Ante esa situación, y existiendo pruebas de que la conducta denunciada encuadraba en un delito penal, la Fiscalía decidió hacer cesar los efectos del ilícito y tramitó ante Google el pedido para que se desindexe cualquier tipo de URL asociada con las imágenes.

“Tenemos personas que denuncian y aportan la prueba de que están siendo extorsionadas con la divulgación de imágenes íntimas. Tenemos los correos y mensajes con las amenazas y las fotos. Está la voluntad expresa de la denunciante donde manifiesta que no presta consentimiento para que ese material circule. Con eso fue suficiente para adoptar esta medida urgente”, justifican desde la Fiscalía

Es que el artículo 302 del Código Procesal Penal de Córdoba, Argentina, faculta al Fiscal de Instrucción a hacer cesar los efectos del delito, ya que establece que La investigación penal preparatoria deberá impedir que el delito cometido “produzca consecuencias ulteriores”.

Ante la consulta de este medio, la Fiscalía respondió que dejar subido el material encuadraba como consecuencia ulterior de la acción, con el agravante de que la “protagonista” del material no había prestado consentimiento para su difusión. “No hay un interés público en que ese material continúe linkeado al nombre de estas personas. De ahí el derecho al olvido además de la baja del contenido” respondieron.

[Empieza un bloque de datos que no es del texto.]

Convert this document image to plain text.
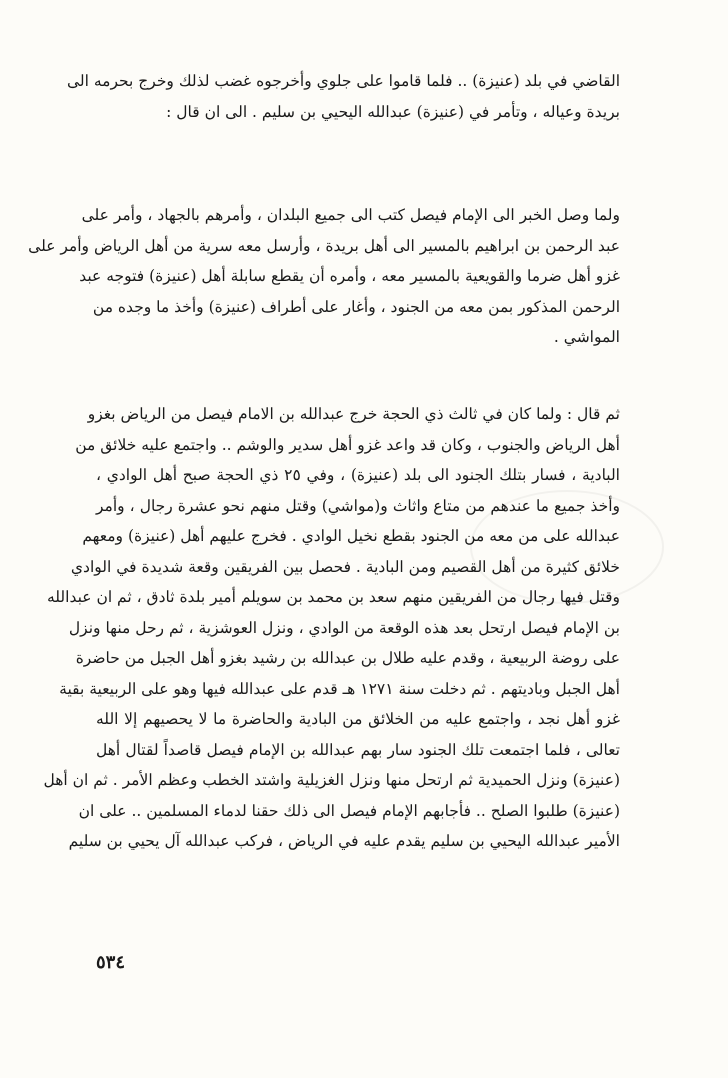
القاضي في بلد (عنيزة) .. فلما قاموا على جلوي وأخرجوه غضب لذلك وخرج بحرمه الى
بريدة وعياله ، وتأمر في (عنيزة) عبدالله اليحيي بن سليم . الى ان قال :
ولما وصل الخبر الى الإمام فيصل كتب الى جميع البلدان ، وأمرهم بالجهاد ، وأمر على
عبد الرحمن بن ابراهيم بالمسير الى أهل بريدة ، وأرسل معه سرية من أهل الرياض وأمر على
غزو أهل ضرما والقويعية بالمسير معه ، وأمره أن يقطع سابلة أهل (عنيزة) فتوجه عبد
الرحمن المذكور بمن معه من الجنود ، وأغار على أطراف (عنيزة) وأخذ ما وجده من
المواشي .
ثم قال : ولما كان في ثالث ذي الحجة خرج عبدالله بن الامام فيصل من الرياض بغزو
أهل الرياض والجنوب ، وكان قد واعد غزو أهل سدير والوشم .. واجتمع عليه خلائق من
البادية ، فسار بتلك الجنود الى بلد (عنيزة) ، وفي ٢٥ ذي الحجة صبح أهل الوادي ،
وأخذ جميع ما عندهم من متاع واثاث و(مواشي) وقتل منهم نحو عشرة رجال ، وأمر
عبدالله على من معه من الجنود بقطع نخيل الوادي . فخرج عليهم أهل (عنيزة) ومعهم
خلائق كثيرة من أهل القصيم ومن البادية . فحصل بين الفريقين وقعة شديدة في الوادي
وقتل فيها رجال من الفريقين منهم سعد بن محمد بن سويلم أمير بلدة ثادق ، ثم ان عبدالله
بن الإمام فيصل ارتحل بعد هذه الوقعة من الوادي ، ونزل العوشزية ، ثم رحل منها ونزل
على روضة الربيعية ، وقدم عليه طلال بن عبدالله بن رشيد بغزو أهل الجبل من حاضرة
أهل الجبل وباديتهم . ثم دخلت سنة ١٢٧١ هـ قدم على عبدالله فيها وهو على الربيعية بقية
غزو أهل نجد ، واجتمع عليه من الخلائق من البادية والحاضرة ما لا يحصيهم إلا الله
تعالى ، فلما اجتمعت تلك الجنود سار بهم عبدالله بن الإمام فيصل قاصداً لقتال أهل
(عنيزة) ونزل الحميدية ثم ارتحل منها ونزل الغزيلية واشتد الخطب وعظم الأمر . ثم ان أهل
(عنيزة) طلبوا الصلح .. فأجابهم الإمام فيصل الى ذلك حقنا لدماء المسلمين .. على ان
الأمير عبدالله اليحيي بن سليم يقدم عليه في الرياض ، فركب عبدالله آل يحيي بن سليم
٥٣٤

Lo particular del caso es que el pedido se tramitó con el formulario que facilita Google “como cualquier hijo de vecino”, y no el pedido más formal de “suscriber information”, que debe efectuarse por la casilla de correo “gob.ar”.

La razón de ello es que este último se utiliza más para el pedido de información para investigaciones criminales, mientras que no está previsto para pedidos de “derecho al olvido”.

Para concluir, desde la Fiscalía Especializada en Ciberdelitos precisaron que la actuación se dio debido a la existencia de una acción que encuadra en un tipo penal, ya que existía una extorsión. Es que actualmente, la difusión no consentida de imágenes íntima, sin la amenaza previa, no se encuentra contemplada en el Código Penal, aunque sí como contravención en la Ciudad Autónoma de Buenos Aires.